Irrigation et sécheresse
» Le changement de pluviosité qui s’est produit sur le Sahel autour de 1973 fait que le Chari, le principal tributaire du lac Tchad, n’apporte plus en moyenne que 20 milliards de mètres cubes par an, alors qu’il en apportait le double dans la période 1950-68. Comme la surface du lac dépend de l’équilibre entre apports (Chari essentiellement) et évaporation, la surface actuelle est beaucoup plus petite que dans les années 60. Le lac disparaîtrait totalement si le Chari cessait de couler « , s’inquiète Jacques Lemoalle, chercheur à la Maison des sciences de l’Eau, à Montpellier (France), spécialiste du lac Tchad.
De nombreux chercheurs qualifient le lac Tchad de marécage. La demande d’eau douce ne cesse d’augmenter dans la région. Et pour lutter contre la sécheresse, les agriculteurs sont obligés d’irriguer leurs terres, donc de pomper l’eau du lac. Paradoxalement, à court terme, les paysans tchadiens tirent plutôt avantage de cette situation…

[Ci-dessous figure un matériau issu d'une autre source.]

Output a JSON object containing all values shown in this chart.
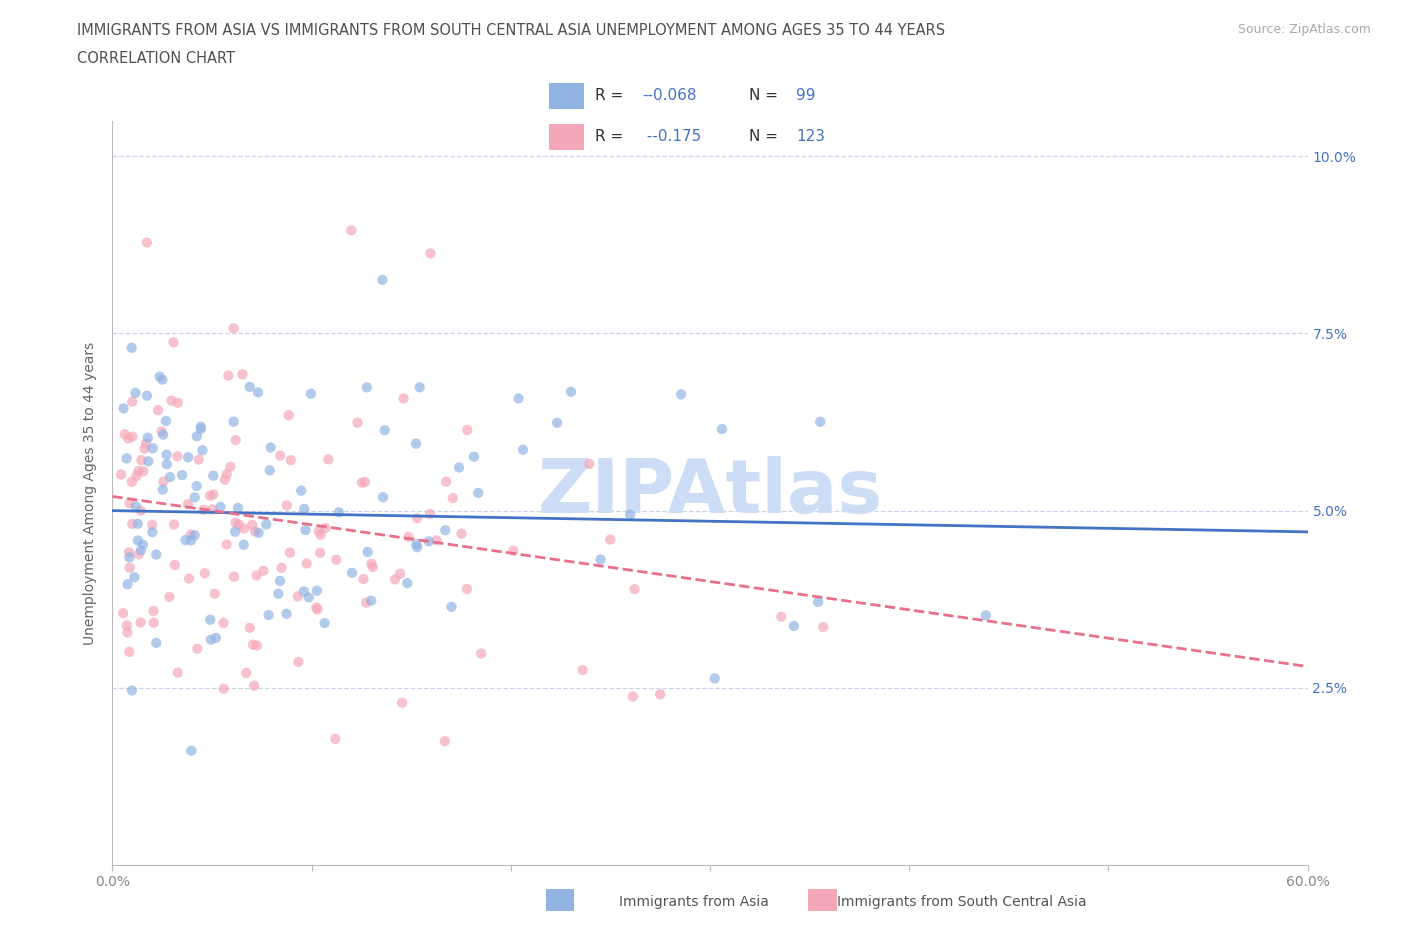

» Le recul du lac dans les années 1970-80 n’a pas eu que des inconvénients. La zone de balancement des eaux du lac entre la crue et les basses eaux a étendu les surfaces propices aux cultures de décrue, si bien que des populations sahéliennes chassées de leurs terres ont pu entreprendre des cultures très productives sur les marges, surtout méridionales, du lac, côté tchadien. Ces rives sont devenues un véritable potager pour N’Djaména ( fruits, légumes mais aussi céréales, riz, maïs…). L’agriculture de décrue fait vivre confortablement environ 40 000 Tchadiens « , analyse Géraud Magrin, géographe, de retour du Tchad.
Danse de la pluie
Les Etats de la région multiplient les initiatives mais demeurent impuissants face à la sécheresse. Le Nigeria est le pays le plus affecté par ce recul des eaux. Les autorités ont investi des millions de dollars dans les années 70 dans la mise en valeur du lac. Les grands projets sont en panne, faute de moyens financiers. » Les entreprises qui s’y étaient implantées ont d’énormes difficultés. La quantité de pompage se trouve fort amoindrie « , précise Géraud Magrin.
La menace qui pèse sur le lac Tchad est visible à l’oeil nu. Au début du siècle, le lac était navigable et, aujourd’hui, il ressemble plus à un grand marais… dont la profondeur ne permet pas la navigation. Evolution irréversible ? Il faudra en tout cas bientôt trouver les moyens d’enrayer cette inexorable évaporation.